I hope to set a good example by being rather brief. A great deal of detail can be gone into during Committee Stage. At the outset I wish to congratulate the Minister on the work he has put into the Department of Health since taking over and on the very patient and cooperative approach he has adopted to this very important reorganisation of our health services. My only hope and wish is that he will be left in the Department to see this through—that there will not be any other calls on his services from another Department.
We have been impressed by the way the Minister has quieted down the turmoil that has surrounded health in this country for many years. He has cleared up many of the misunderstandings and misapprehensions that were prevalent in former years. The general tone in this debate so far, and the general feeling abroad, is that the Minister can be assured of the cooperation of all in his efforts to make a success of this reorganisation.
Health is something that touches all of us very intimately. We all share the concern to make available the best facilities possible to all, but we must equally be realistic and appreciate that this costs a great deal of money. We have got to face up to financing: we must all the time be conscious of the fact that we cannot provide as much as we should like to because of considerations of finance and shortage of skilled personnel. We can always go on improving and having our goal continually set for the future.
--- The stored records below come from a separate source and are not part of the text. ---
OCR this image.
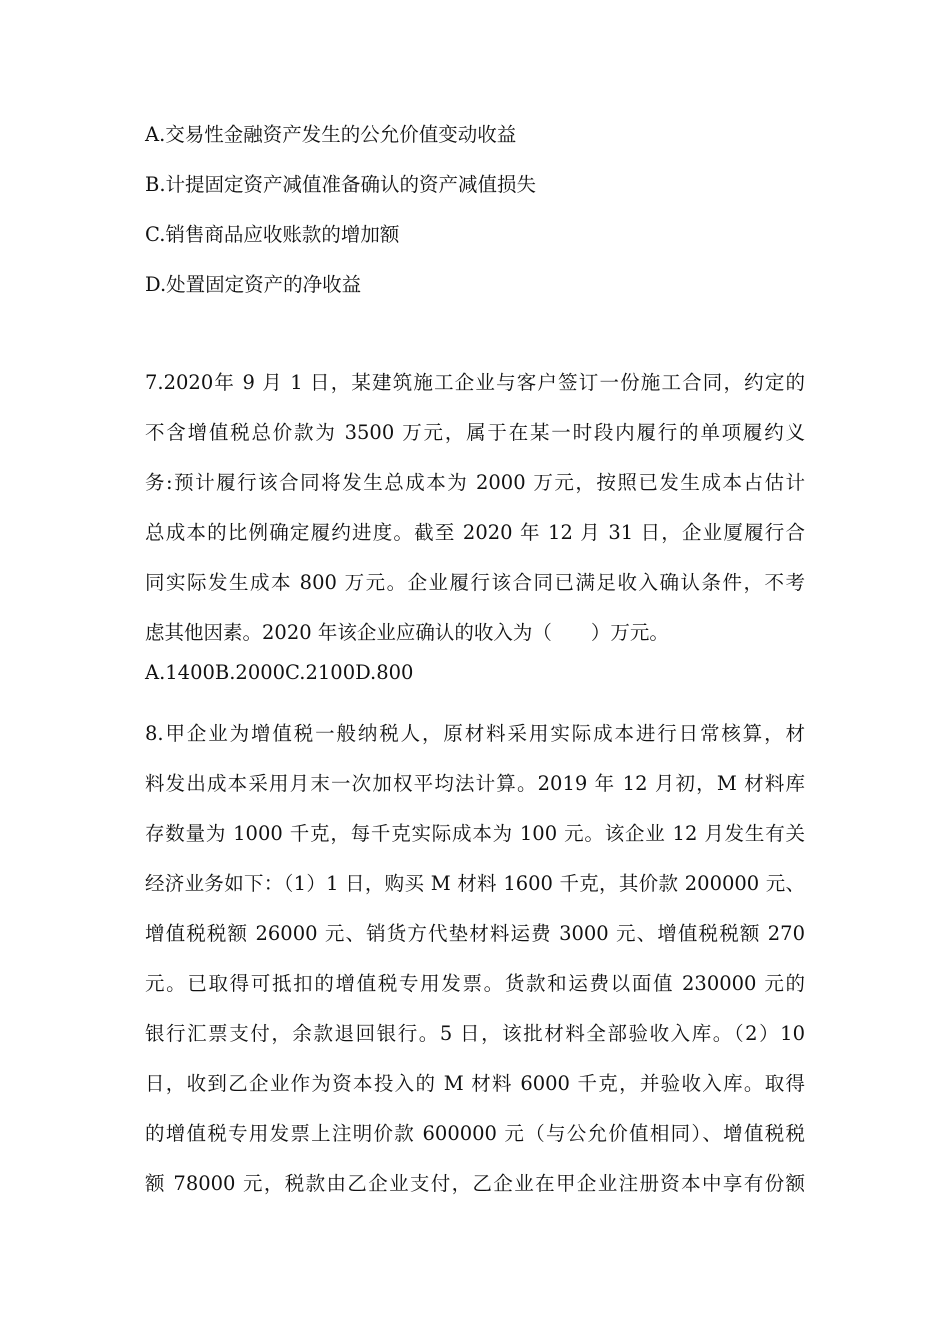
A.交易性金融资产发生的公允价值变动收益
B.计提固定资产减值准备确认的资产减值损失
C.销售商品应收账款的增加额
D.处置固定资产的净收益
7.2020年 9 月 1 日，某建筑施工企业与客户签订一份施工合同，约定的
不含增值税总价款为 3500 万元，属于在某一时段内履行的单项履约义
务:预计履行该合同将发生总成本为 2000 万元，按照已发生成本占估计
总成本的比例确定履约进度。截至 2020 年 12 月 31 日，企业厦履行合
同实际发生成本 800 万元。企业履行该合同已满足收入确认条件，不考
虑其他因素。2020 年该企业应确认的收入为（　　）万元。
A.1400B.2000C.2100D.800
8.甲企业为增值税一般纳税人，原材料采用实际成本进行日常核算，材
料发出成本采用月末一次加权平均法计算。2019 年 12 月初，M 材料库
存数量为 1000 千克，每千克实际成本为 100 元。该企业 12 月发生有关
经济业务如下：（1）1 日，购买 M 材料 1600 千克，其价款 200000 元、
增值税税额 26000 元、销货方代垫材料运费 3000 元、增值税税额 270
元。已取得可抵扣的增值税专用发票。货款和运费以面值 230000 元的
银行汇票支付，余款退回银行。5 日，该批材料全部验收入库。（2）10
日，收到乙企业作为资本投入的 M 材料 6000 千克，并验收入库。取得
的增值税专用发票上注明价款 600000 元（与公允价值相同）、增值税税
额 78000 元，税款由乙企业支付，乙企业在甲企业注册资本中享有份额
Regionalisation is certainly overdue because no longer can administration on a county basis serve our needs. Therefore, the division of the country into eight regions would seem to be a fair arrangement and there should not be any real geographical difficulties. However, it is a very big undertaking and the amount of money involved at present, between contributions by the Central Fund, by rates, by voluntary bodies and so on, must be somewhere in the region of £100 million a year. Consequently, the administration of this is a major undertaking and I welcome the initiative of the Minister in this Bill in selecting the chief executive officers for those regions even before the setting up of the regions concerned and, if necessary, sending these CEOs away for training.
That, of course, is as it should be because hospital administration has become very specialised. Especially in the United States, there are many excellent courses available that profitably could be taken by future administrators here. On this matter, however, I suggest that the Minister does not go far enough. I do not think it is sufficient to pick merely the No. 1 man in each area. The second line are even more important still because they in their way carry much greater specialisation than the CEOs in the different areas, whether it be responsibility for engineering or the other main subdivisions of the health boards. I would suggest, then, that the Minister should adopt a very flexible approach to this.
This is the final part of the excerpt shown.